Despite being a top cannabis market in the United States, Michigan largely has been ignored by multistate operators because of the low barriers to entry for new licensees.
However, with plenty of market growth and heavy fragmentation across the supply chain, the state offers a compelling opportunity for efficient private operators.
Michigan’s unlimited licensing for new businesses has spurred heavy fragmentation of market share in both cultivation and retail.
The fragmentation, in turn, has caused price compression. Initially, this was offset by consumer demand, with recreational sales per dispensary peaking at $5 million in April 2021. However, demand has slowed in recent months, and prices have continued their decline.

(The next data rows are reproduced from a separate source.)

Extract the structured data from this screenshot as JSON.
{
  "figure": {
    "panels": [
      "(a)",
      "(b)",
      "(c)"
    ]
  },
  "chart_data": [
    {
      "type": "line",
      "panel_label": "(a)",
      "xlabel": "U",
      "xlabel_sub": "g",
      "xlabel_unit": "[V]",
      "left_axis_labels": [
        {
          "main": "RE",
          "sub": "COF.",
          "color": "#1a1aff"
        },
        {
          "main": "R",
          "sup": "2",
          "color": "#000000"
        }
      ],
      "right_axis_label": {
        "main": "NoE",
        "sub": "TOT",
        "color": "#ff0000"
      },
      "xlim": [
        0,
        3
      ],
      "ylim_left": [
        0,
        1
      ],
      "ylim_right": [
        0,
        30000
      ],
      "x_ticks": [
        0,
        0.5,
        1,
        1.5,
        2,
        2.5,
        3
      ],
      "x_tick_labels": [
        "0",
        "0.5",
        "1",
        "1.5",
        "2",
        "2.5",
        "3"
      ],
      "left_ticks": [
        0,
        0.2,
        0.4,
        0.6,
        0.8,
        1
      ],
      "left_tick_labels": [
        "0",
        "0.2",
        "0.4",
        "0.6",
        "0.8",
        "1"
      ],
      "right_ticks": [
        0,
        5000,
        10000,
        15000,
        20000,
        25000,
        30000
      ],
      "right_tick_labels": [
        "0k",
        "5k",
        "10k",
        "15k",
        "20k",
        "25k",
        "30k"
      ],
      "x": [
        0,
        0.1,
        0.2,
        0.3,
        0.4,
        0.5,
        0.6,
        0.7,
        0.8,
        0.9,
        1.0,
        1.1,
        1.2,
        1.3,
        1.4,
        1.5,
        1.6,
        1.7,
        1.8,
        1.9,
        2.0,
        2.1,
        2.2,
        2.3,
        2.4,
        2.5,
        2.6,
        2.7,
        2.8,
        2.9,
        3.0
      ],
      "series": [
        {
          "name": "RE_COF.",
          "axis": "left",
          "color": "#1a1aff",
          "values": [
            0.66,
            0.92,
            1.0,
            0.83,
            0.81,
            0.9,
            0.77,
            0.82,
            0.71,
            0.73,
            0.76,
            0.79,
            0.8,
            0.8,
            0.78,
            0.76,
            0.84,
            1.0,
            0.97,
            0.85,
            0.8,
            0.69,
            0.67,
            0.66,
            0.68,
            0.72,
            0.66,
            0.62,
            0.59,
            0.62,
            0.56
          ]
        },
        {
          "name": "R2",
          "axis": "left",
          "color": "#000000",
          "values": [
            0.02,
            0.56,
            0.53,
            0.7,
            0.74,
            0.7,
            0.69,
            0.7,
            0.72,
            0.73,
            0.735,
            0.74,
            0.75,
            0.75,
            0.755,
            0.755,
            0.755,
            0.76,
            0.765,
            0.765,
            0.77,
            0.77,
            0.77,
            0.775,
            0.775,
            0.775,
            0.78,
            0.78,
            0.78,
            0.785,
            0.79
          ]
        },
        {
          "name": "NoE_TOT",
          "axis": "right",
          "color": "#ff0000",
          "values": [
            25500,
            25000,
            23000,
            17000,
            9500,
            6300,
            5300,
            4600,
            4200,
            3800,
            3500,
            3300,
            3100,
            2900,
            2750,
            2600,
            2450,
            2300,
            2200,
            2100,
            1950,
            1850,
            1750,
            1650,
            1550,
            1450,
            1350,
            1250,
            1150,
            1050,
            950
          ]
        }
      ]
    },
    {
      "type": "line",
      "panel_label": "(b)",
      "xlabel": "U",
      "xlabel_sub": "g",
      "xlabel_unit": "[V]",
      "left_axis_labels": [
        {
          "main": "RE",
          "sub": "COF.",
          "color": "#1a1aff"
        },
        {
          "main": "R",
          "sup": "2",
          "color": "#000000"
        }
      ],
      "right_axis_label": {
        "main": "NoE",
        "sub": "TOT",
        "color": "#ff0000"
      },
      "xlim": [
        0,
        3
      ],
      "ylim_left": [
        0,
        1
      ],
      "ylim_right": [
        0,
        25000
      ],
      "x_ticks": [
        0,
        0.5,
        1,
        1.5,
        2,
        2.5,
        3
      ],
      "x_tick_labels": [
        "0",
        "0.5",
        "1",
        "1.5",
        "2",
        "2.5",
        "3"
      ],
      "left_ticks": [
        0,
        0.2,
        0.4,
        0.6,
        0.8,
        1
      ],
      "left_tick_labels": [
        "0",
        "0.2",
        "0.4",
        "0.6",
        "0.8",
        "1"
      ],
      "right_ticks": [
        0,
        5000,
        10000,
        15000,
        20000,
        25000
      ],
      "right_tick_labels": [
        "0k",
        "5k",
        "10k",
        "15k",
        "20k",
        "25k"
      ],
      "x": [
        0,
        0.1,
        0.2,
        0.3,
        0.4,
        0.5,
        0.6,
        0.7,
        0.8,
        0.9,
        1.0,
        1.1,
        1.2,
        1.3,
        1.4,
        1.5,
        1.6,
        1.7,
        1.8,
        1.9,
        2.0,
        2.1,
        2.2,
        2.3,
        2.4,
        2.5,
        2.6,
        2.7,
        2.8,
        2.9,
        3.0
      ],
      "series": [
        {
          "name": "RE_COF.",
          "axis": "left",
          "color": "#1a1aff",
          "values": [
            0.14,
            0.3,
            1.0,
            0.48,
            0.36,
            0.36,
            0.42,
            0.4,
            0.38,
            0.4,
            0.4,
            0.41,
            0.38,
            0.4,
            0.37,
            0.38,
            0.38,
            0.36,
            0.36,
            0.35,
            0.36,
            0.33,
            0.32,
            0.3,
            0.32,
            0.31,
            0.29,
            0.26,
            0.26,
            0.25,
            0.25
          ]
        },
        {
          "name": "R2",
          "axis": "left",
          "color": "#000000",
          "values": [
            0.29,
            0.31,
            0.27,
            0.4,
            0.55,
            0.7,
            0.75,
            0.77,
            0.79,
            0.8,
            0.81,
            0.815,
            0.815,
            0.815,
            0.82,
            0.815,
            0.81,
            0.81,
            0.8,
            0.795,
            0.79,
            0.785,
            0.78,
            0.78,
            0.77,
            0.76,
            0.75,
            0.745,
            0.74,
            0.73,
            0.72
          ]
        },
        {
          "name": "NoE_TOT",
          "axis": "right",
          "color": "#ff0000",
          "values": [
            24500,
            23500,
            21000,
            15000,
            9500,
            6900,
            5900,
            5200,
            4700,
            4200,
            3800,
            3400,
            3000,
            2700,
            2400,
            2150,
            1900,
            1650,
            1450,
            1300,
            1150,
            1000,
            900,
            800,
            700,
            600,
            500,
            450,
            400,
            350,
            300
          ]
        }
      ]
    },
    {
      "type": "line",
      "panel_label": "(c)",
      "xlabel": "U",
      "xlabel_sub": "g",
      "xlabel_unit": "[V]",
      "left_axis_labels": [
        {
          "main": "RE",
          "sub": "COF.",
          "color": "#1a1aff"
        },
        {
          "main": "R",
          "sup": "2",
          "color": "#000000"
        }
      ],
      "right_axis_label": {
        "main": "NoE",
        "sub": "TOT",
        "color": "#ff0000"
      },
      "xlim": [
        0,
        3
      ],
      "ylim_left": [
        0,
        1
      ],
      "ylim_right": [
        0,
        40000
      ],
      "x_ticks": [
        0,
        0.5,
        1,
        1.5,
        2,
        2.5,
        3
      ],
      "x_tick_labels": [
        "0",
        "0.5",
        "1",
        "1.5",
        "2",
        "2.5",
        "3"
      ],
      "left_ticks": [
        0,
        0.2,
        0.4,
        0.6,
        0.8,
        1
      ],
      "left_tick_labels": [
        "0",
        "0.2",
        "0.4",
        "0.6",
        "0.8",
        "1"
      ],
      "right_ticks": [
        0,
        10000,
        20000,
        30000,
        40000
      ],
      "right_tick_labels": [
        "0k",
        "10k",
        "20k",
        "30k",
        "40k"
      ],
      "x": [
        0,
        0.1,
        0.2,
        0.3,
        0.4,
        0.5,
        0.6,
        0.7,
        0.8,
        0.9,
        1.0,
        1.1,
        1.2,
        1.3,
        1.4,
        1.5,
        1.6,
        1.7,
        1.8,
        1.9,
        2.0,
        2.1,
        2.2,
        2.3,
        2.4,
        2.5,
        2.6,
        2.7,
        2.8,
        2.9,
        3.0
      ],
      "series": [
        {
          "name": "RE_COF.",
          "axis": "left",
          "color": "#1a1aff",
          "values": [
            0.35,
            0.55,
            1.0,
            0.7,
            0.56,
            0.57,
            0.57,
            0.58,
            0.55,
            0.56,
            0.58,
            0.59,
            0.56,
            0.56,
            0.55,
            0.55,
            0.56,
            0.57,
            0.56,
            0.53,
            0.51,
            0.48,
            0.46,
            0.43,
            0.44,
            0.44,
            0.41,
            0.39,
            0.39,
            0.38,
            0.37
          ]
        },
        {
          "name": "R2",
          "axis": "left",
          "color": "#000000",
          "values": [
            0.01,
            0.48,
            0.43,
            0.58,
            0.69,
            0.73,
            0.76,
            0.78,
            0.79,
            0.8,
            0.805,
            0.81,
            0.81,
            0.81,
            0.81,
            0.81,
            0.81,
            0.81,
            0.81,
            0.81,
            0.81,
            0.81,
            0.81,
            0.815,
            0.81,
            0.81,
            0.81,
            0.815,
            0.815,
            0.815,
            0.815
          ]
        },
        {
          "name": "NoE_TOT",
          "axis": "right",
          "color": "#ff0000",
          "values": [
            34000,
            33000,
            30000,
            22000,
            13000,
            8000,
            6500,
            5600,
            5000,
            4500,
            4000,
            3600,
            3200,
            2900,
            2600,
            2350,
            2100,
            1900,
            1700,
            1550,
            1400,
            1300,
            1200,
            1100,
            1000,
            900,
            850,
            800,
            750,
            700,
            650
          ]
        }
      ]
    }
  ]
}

This highly competitive environment has kept most publicly traded companies away from Michigan.
After 1½ years of recreational cannabis legalization, the market still is not showing signs of consolidation. The largest retail operator owns only 6% of the market, and the largest licensed cultivator owns less than 5%.
This lack of consolidation has led to specialization.
Except for vertically integrated Lume Cannabis Co., the leading operators in the state focus on only one area of the supply chain.
LivWell Enlightened Health, for example, has the leading market share in licensed cultivation and is exclusively wholesaling in the state.
On the other side of the scale, 3Fifteen Cannabis, a leader in dispensary market share, does not have any recreational cultivation.
This supply-chain specialization also proves to prospective investors that less capital can be leveraged to grow market share in a core business function rather than via vertical integration.
The capital generated from specialization can be used to expand the core business or across the supply chain.
As the market matures, consolidation likely will follow. The strongest players in their respective areas of the supply chain will move into vertically integrated businesses, but this will take time because it also requires stabilized pricing and asset counts.
Continued price compression as well as growth in the number of retailers should keep the cannabis industry leaders at bay, allowing the most efficient private operators to establish market share.
Industry leaders will inevitably pay to acquire that share once the market reaches maturity.
Michigan is a rare opportunity for smaller operators to potentially conquer a top market through operational efficiency.
It’s also an opportunity for investors to identify discounted valuations that could drastically expand if they can identify the best operators.